WEEKS ago, terms like “social distancing” and “self-isolation” were alien concepts, today they have become part of our reality. But that comes at a cost. While social distancing and self-isolation can help stem the tide of COVID-19, they will also have a significant effect on the general mental health of the entire population, said counselling psychologist Jean-Luc Borel.
“Routines have been interrupted and there is also a lot of anxiety concerning what is going to happen in the future. Right now things are so unpredictable, it’s difficult to plan and have an idea of what to do next. So, generally speaking, the virus has already had an effect on persons’ mental health; it is raising anxiety levels, it’s calling into question your mortality, it makes you wonder about your own family’s mortality, especially those who have compromising immune systems. It also makes us worry about our financial stability and job security,” said Borel.
Borel added that a culture such as ours that is often associated with liming and partying doesn’t go hand-in-hand with terms like “social distancing” and “self-isolation”. Restrictions that have been placed on movement and social gatherings are a major adjustment for persons whose families are closely knit, especially with Easter being around the corner.
This dramatic change in circumstances can result in fear, disappointment, loneliness and depression, said Borel.

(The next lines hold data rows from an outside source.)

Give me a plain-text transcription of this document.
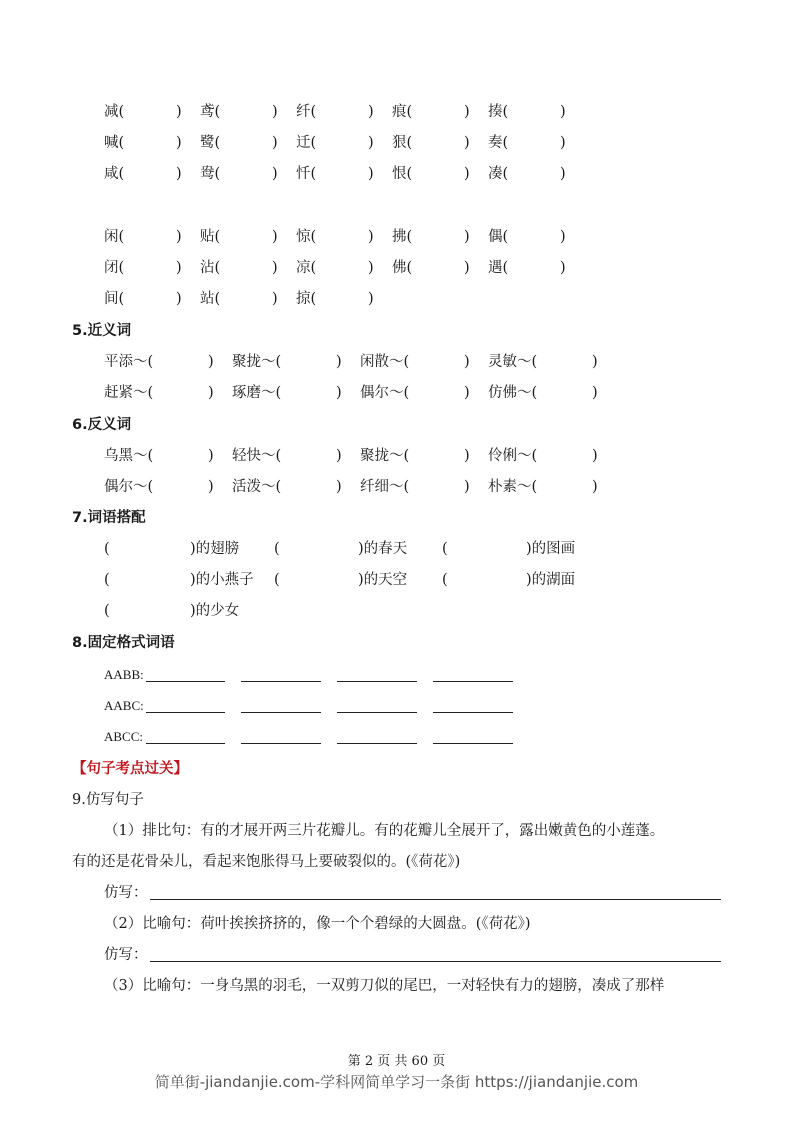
减(	) 鸢(	) 纤(	) 痕(	) 揍(	)
喊(	) 鹭(	) 迁(	) 狠(	) 奏(	)
咸(	) 鸯(	) 忏(	) 恨(	) 凑(	)
闲(	) 贴(	) 惊(	) 拂(	) 偶(	)
闭(	) 沾(	) 凉(	) 佛(	) 遇(	)
间(	) 站(	) 掠(	)
5.近义词
平添～(	) 聚拢～(	) 闲散～(	) 灵敏～(	)
赶紧～(	) 琢磨～(	) 偶尔～(	) 仿佛～(	)
6.反义词
乌黑～(	) 轻快～(	) 聚拢～(	) 伶俐～(	)
偶尔～(	) 活泼～(	) 纤细～(	) 朴素～(	)
7.词语搭配
(	)的翅膀 (	)的春天 (	)的图画
(	)的小燕子 (	)的天空 (	)的湖面
(	)的少女
8.固定格式词语
AABB:
AABC:
ABCC:
【句子考点过关】
9.仿写句子
（1）排比句：有的才展开两三片花瓣儿。有的花瓣儿全展开了，露出嫩黄色的小莲蓬。
有的还是花骨朵儿，看起来饱胀得马上要破裂似的。(《荷花》)
仿写：
（2）比喻句：荷叶挨挨挤挤的，像一个个碧绿的大圆盘。(《荷花》)
仿写：
（3）比喻句：一身乌黑的羽毛，一双剪刀似的尾巴，一对轻快有力的翅膀，凑成了那样
第 2 页 共 60 页
简单街-jiandanjie.com-学科网简单学习一条街 https://jiandanjie.com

“This virus has thrown a wrench in all our plans going forward. It’s a lot to deal with, but there are ways that we can manage this new reality we’re dealing with,” he said.
At this time the priority is on the physical well-being of our population. So it falls on each of us to monitor and take care of our mental health. Borel said we must find new ways to adapt to the current social environment. Today we have technology that allows us to socially interact with relatives and friends who are in different households and different countries around the world.
“We have that advantage and we need to utilise it as best as we can,” said Borel. “There are so many apps, so many websites, so many things we can use that we didn’t have years ago.”
Creating a daily routine is also an important coping mechanism during this period of social distancing, added Borel.
“A daily routine will put some sort of order or peace to your life. During this time you’re going to have difficulty feeling in control. Many people may feel they are spiralling out of control or that they can’t handle what’s going on in the world around them. When that happens, it’s important to latch on to the things we have control over: we have control over ourselves, over our self-care routines. We have control over hygienic practices such as washing our hands and not touching our face,” he said.
Borel also recommends being kind to ourselves. Even though we may have extra time on our hands, we may not feel as productive, creative and motivated as we would normally feel.
“Be kind to yourself and give yourself time to adjust,” said Borel. “If we have a daily routine and pencil things in, that will help us to do the things we have planned.”
Do you keep the news running 24/7? For the sake of your mental health, Borel suggests limiting how much news we listen to on our news feed and social media.
And for persons who are on medication, Borel emphasises the importance of sticking to a routine that includes taking medication as prescribed and eating well.
“I will also like to encourage persons to reach out to their company’s human resources department to find out if they are covered by an employee assistance programme. If they are, this is a great time to start doing some work on your mental health,” said Borel. “Most EAP firms like Elders, Families in Action and PEAPSL are doing online counselling, Zoom and Skype sessions. We can take advantage of the extra time we have on our hands to work on ourselves.”